Saturday, November 19, 2005

strings of life...

u sat there playing your guitar...lost to everything around you...completely immersed in you own thoughts...your own music...you sat there playing your guitar next to the water cooler...and i saw you for the first time...a guy who thinks he is a world in his own...who thinks people aren't worth being noticed or appreciated...i hated you!...we met again soon and i realised that i had been right the first time about you...not a hint of smile on your face...just an expression of complete aloofness...you were everything i wasn't...calm, composed,dedicated...not caring a shit for what people thought about you...i envied you...then we became friends...we sat together at the water cooler...you playing your guitar...completely immersed in your own thoughts...your own music...i saw you...a guy who knows how to feel for others...who shows his concern for them by making them smile through his music...i respected you...i admitted to myself that i had not been right about you...life took a turn and we came closer...we sat together...you teaching me how to play the gitar...i saw you...a guy who meant the world to me...someone who cared for me more than i thought was possible...i loved you...and NOW...we sit together at the water cooler talkin about anything under the sun...your guitar lying next to you...i look at you and thank god for giving you to me...a guy i love and care for...life is going beautifully thanx to you...and i wish it stays that way forever...me...you...and...your guitar!

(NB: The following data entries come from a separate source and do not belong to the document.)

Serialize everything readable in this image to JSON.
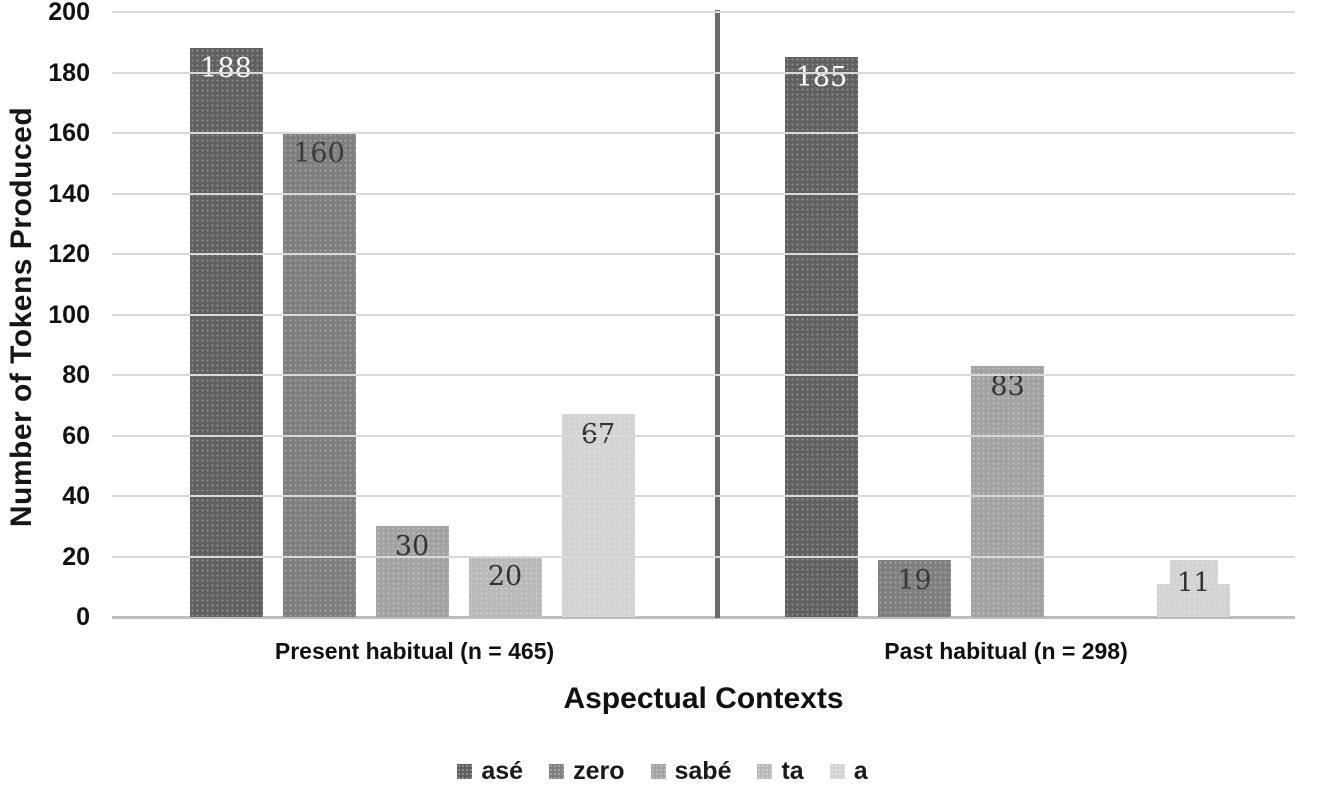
{
  "chart_data": {
    "type": "bar",
    "title": "",
    "xlabel": "Aspectual Contexts",
    "ylabel": "Number of Tokens Produced",
    "ylim": [
      0,
      200
    ],
    "yticks": [
      0,
      20,
      40,
      60,
      80,
      100,
      120,
      140,
      160,
      180,
      200
    ],
    "grid": "horizontal gridlines on",
    "legend_position": "bottom-center",
    "categories": [
      "Present habitual (n = 465)",
      "Past habitual (n = 298)"
    ],
    "series": [
      {
        "name": "asé",
        "color": "#606060",
        "label_color": "#ffffff",
        "values": [
          188,
          185
        ]
      },
      {
        "name": "zero",
        "color": "#7f7f7f",
        "label_color": "#3a3a3a",
        "values": [
          160,
          19
        ]
      },
      {
        "name": "sabé",
        "color": "#a2a2a2",
        "label_color": "#333333",
        "values": [
          30,
          83
        ]
      },
      {
        "name": "ta",
        "color": "#b9b9b9",
        "label_color": "#333333",
        "values": [
          20,
          0
        ]
      },
      {
        "name": "a",
        "color": "#d3d3d3",
        "label_color": "#333333",
        "values": [
          67,
          11
        ]
      }
    ],
    "annotations": {
      "group_divider": "vertical dark line separating the two aspectual context groups",
      "small_bar_label_note": "value 11 label shown in small gray box protruding above bar"
    },
    "colors": {
      "gridline": "#d9d9d9",
      "axis_line": "#bdbdbd",
      "divider": "#6b6b6b",
      "text": "#111111"
    }
  }
}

Tuesday, November 15, 2005

i saw her...

today i saw a picture in my newspaper...a middle aged widow... a woman who had seen her husband die right before her eyes in the middle of a hotel room filled with little children and women...she looked strangly disturbed...she looked pale and sick...someone in dire need of a good meal and a peaceful sleep...her face leapt out at me from the pages of the paper...i felt an instant pang of sympathy towards her...i read the caption below...she was one of the suicide bombers of jordan...her husband had been one too...he died but she didn't...i tried to work up anger against that sagging face, stricken with a haunting look of a desperate longing...i closed the paper realising with a mild shock that all i felt was pity...an accute sense of pity!